Queen Anne's Bounty Act 1707
- Parliament of Great Britain
- Long title: An Act to inlarge the time for returning the certificates of all ecclesiastical livings, not exceeding the yearly value of fifty pounds; as also for discharging all livings of that value from the payment of first-fruits; and for allowing time to archbishops and bishops, and other dignitaries, for payment of their first-fruits.
- Citation: 6 Ann. c. 54; 6 Ann. c. 27;
- Territorial extent: Great Britain

Dates
- Royal assent: 1 April 1708
- Commencement: 23 October 1707
- Repealed: 16 July 1926

Other legislation
- Amended by: Statute Law Revision Act 1887; Statute Law Revision Act 1888;
- Repealed by: First Fruits and Tenths Measure 1926

Status: Repealed

Text of statute as originally enacted

= Queen Anne's Bounty Act 1707 =

Act of the Parliament of Great Britain

The Queen Anne's Bounty Act 1707 (6 Ann. c. 54) was an act of the Parliament of Great Britain. It was one of the Queen Anne's Bounty Acts 1706 to 1870.
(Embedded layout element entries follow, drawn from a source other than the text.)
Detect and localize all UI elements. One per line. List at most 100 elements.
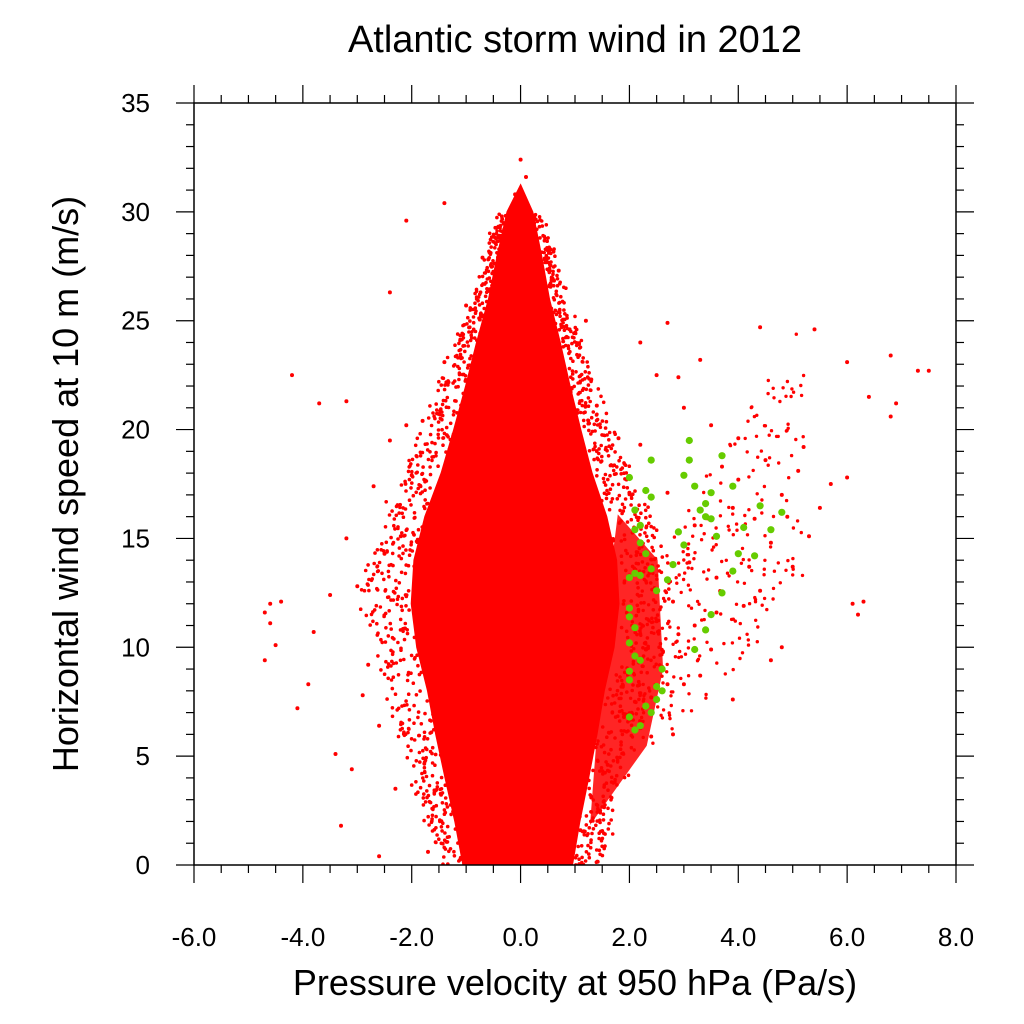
cloud-dot <box>414 759 419 763</box>
cloud-dot <box>434 803 439 808</box>
cloud-dot <box>618 508 622 513</box>
cloud-dot <box>643 566 647 570</box>
cloud-dot <box>681 550 685 554</box>
cloud-dot <box>622 729 626 733</box>
cloud-dot <box>382 577 386 582</box>
cloud-dot <box>433 441 437 446</box>
cloud-dot <box>600 844 604 849</box>
cloud-dot <box>621 752 626 756</box>
cloud-dot <box>582 832 587 837</box>
data-point-red <box>622 715 626 719</box>
cloud-dot <box>364 613 369 618</box>
cloud-dot <box>601 772 605 776</box>
cloud-dot <box>615 688 620 693</box>
cloud-dot <box>734 602 739 606</box>
cloud-dot <box>607 438 611 442</box>
cloud-dot <box>436 420 441 424</box>
cloud-dot <box>733 619 737 623</box>
cloud-dot <box>570 341 574 346</box>
cloud-dot <box>478 312 483 316</box>
cloud-dot <box>653 556 658 561</box>
cloud-dot <box>737 636 742 640</box>
cloud-dot <box>459 403 463 408</box>
cloud-dot <box>629 649 634 653</box>
cloud-dot <box>768 545 773 549</box>
cloud-dot <box>636 607 641 612</box>
cloud-dot <box>631 683 635 687</box>
cloud-dot <box>415 454 419 459</box>
cloud-dot <box>423 488 427 493</box>
data-point-red <box>654 619 659 624</box>
cloud-dot <box>389 678 394 682</box>
cloud-dot <box>586 364 590 369</box>
cloud-dot <box>439 825 444 829</box>
cloud-dot <box>463 379 468 383</box>
cloud-dot <box>372 608 377 612</box>
cloud-dot <box>445 395 450 400</box>
cloud-dot <box>407 458 411 463</box>
cloud-dot <box>561 339 566 344</box>
cloud-dot <box>392 637 396 641</box>
cloud-dot <box>439 775 444 780</box>
cloud-dot <box>555 293 559 298</box>
cloud-dot <box>644 534 649 539</box>
cloud-dot <box>380 571 384 576</box>
cloud-dot <box>639 626 643 630</box>
data-point-red <box>763 458 768 463</box>
cloud-dot <box>647 521 651 526</box>
cloud-dot <box>463 349 467 354</box>
cloud-dot <box>418 454 423 458</box>
cloud-dot <box>409 737 414 741</box>
cloud-dot <box>691 534 695 538</box>
cloud-dot <box>669 690 674 694</box>
cloud-dot <box>416 527 421 532</box>
cloud-dot <box>497 247 501 251</box>
cloud-dot <box>471 315 476 319</box>
cloud-dot <box>676 561 681 565</box>
cloud-dot <box>666 561 670 565</box>
cloud-dot <box>405 631 410 636</box>
cloud-dot <box>392 523 396 528</box>
cloud-dot <box>399 646 403 651</box>
cloud-dot <box>406 744 410 748</box>
cloud-dot <box>607 769 611 774</box>
cloud-dot <box>444 450 448 454</box>
data-point-red <box>268 601 273 606</box>
cloud-dot <box>562 308 566 312</box>
cloud-dot <box>549 306 554 311</box>
cloud-dot <box>767 456 772 460</box>
cloud-dot <box>397 546 402 550</box>
cloud-dot <box>600 454 604 459</box>
cloud-dot <box>394 504 399 509</box>
cloud-dot <box>440 427 444 432</box>
cloud-dot <box>422 779 426 783</box>
cloud-dot <box>551 283 556 288</box>
cloud-dot <box>604 419 609 424</box>
cloud-dot <box>665 662 669 667</box>
cloud-dot <box>625 551 629 556</box>
data-point-green <box>642 702 650 710</box>
cloud-dot <box>610 808 615 813</box>
cloud-dot <box>589 432 593 436</box>
cloud-dot <box>432 790 437 795</box>
cloud-dot <box>375 569 380 574</box>
cloud-dot <box>457 377 461 382</box>
cloud-dot <box>452 849 456 854</box>
cloud-dot <box>396 526 400 531</box>
cloud-dot <box>438 412 442 417</box>
cloud-dot <box>602 750 607 755</box>
cloud-dot <box>447 447 452 452</box>
data-point-red <box>475 858 479 863</box>
x-axis-title: Pressure velocity at 950 hPa (Pa/s) <box>293 962 857 1003</box>
data-point-red <box>643 647 648 652</box>
cloud-dot <box>468 325 472 330</box>
cloud-dot <box>579 338 584 343</box>
cloud-dot <box>366 563 370 567</box>
cloud-dot <box>418 785 423 790</box>
cloud-dot <box>557 307 562 312</box>
cloud-dot <box>405 628 410 632</box>
data-point-red <box>698 357 703 362</box>
cloud-dot <box>609 747 613 752</box>
cloud-dot <box>579 844 584 848</box>
cloud-dot <box>646 539 650 543</box>
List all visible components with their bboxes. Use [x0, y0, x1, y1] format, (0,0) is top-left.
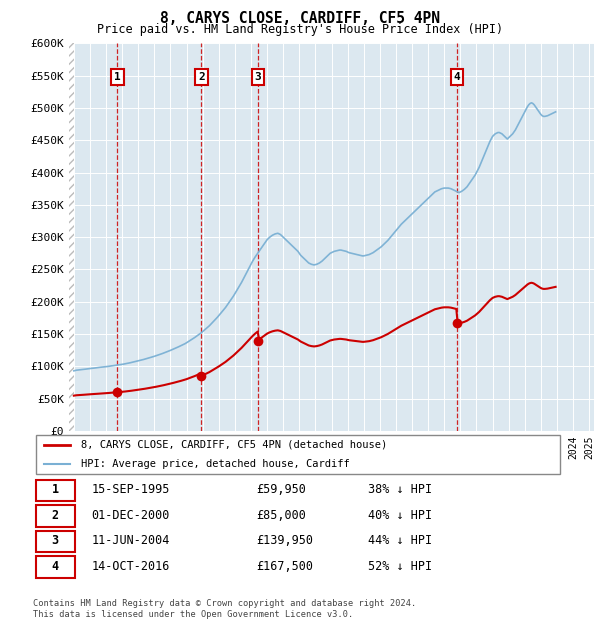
Text: £139,950: £139,950 [256, 534, 313, 547]
Text: 38% ↓ HPI: 38% ↓ HPI [368, 484, 431, 497]
Text: 3: 3 [52, 534, 59, 547]
Text: Contains HM Land Registry data © Crown copyright and database right 2024.
This d: Contains HM Land Registry data © Crown c… [33, 600, 416, 619]
FancyBboxPatch shape [35, 435, 560, 474]
FancyBboxPatch shape [35, 505, 76, 527]
Text: 8, CARYS CLOSE, CARDIFF, CF5 4PN: 8, CARYS CLOSE, CARDIFF, CF5 4PN [160, 11, 440, 25]
Text: 3: 3 [254, 72, 262, 82]
Text: 1: 1 [52, 484, 59, 497]
Text: HPI: Average price, detached house, Cardiff: HPI: Average price, detached house, Card… [81, 459, 350, 469]
Text: 4: 4 [454, 72, 460, 82]
Text: 4: 4 [52, 560, 59, 573]
Text: 01-DEC-2000: 01-DEC-2000 [91, 509, 170, 522]
Text: 52% ↓ HPI: 52% ↓ HPI [368, 560, 431, 573]
Text: Price paid vs. HM Land Registry's House Price Index (HPI): Price paid vs. HM Land Registry's House … [97, 23, 503, 36]
Text: 15-SEP-1995: 15-SEP-1995 [91, 484, 170, 497]
Text: 1: 1 [114, 72, 121, 82]
FancyBboxPatch shape [35, 531, 76, 552]
FancyBboxPatch shape [35, 556, 76, 578]
Text: 11-JUN-2004: 11-JUN-2004 [91, 534, 170, 547]
Text: 40% ↓ HPI: 40% ↓ HPI [368, 509, 431, 522]
Text: 2: 2 [198, 72, 205, 82]
Text: 14-OCT-2016: 14-OCT-2016 [91, 560, 170, 573]
Text: £85,000: £85,000 [256, 509, 306, 522]
Text: 8, CARYS CLOSE, CARDIFF, CF5 4PN (detached house): 8, CARYS CLOSE, CARDIFF, CF5 4PN (detach… [81, 440, 387, 450]
Text: 2: 2 [52, 509, 59, 522]
Text: £167,500: £167,500 [256, 560, 313, 573]
Text: £59,950: £59,950 [256, 484, 306, 497]
Text: 44% ↓ HPI: 44% ↓ HPI [368, 534, 431, 547]
FancyBboxPatch shape [35, 480, 76, 501]
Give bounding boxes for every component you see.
The act is chapter 27 of 6 Ann. in common printed editions.

== Subsequent developments ==
Sections 2 and 3 and 4 were repealed by section 1 of, and the schedule to, the Statute Law Revision Act 1887 (50 & 51 Vict. c. 59).

The whole act was repealed by section 6 of, and schedule 2 to, the First Fruits and Tenths Measure 1926 (No 5), which came into force on 16 July 1926.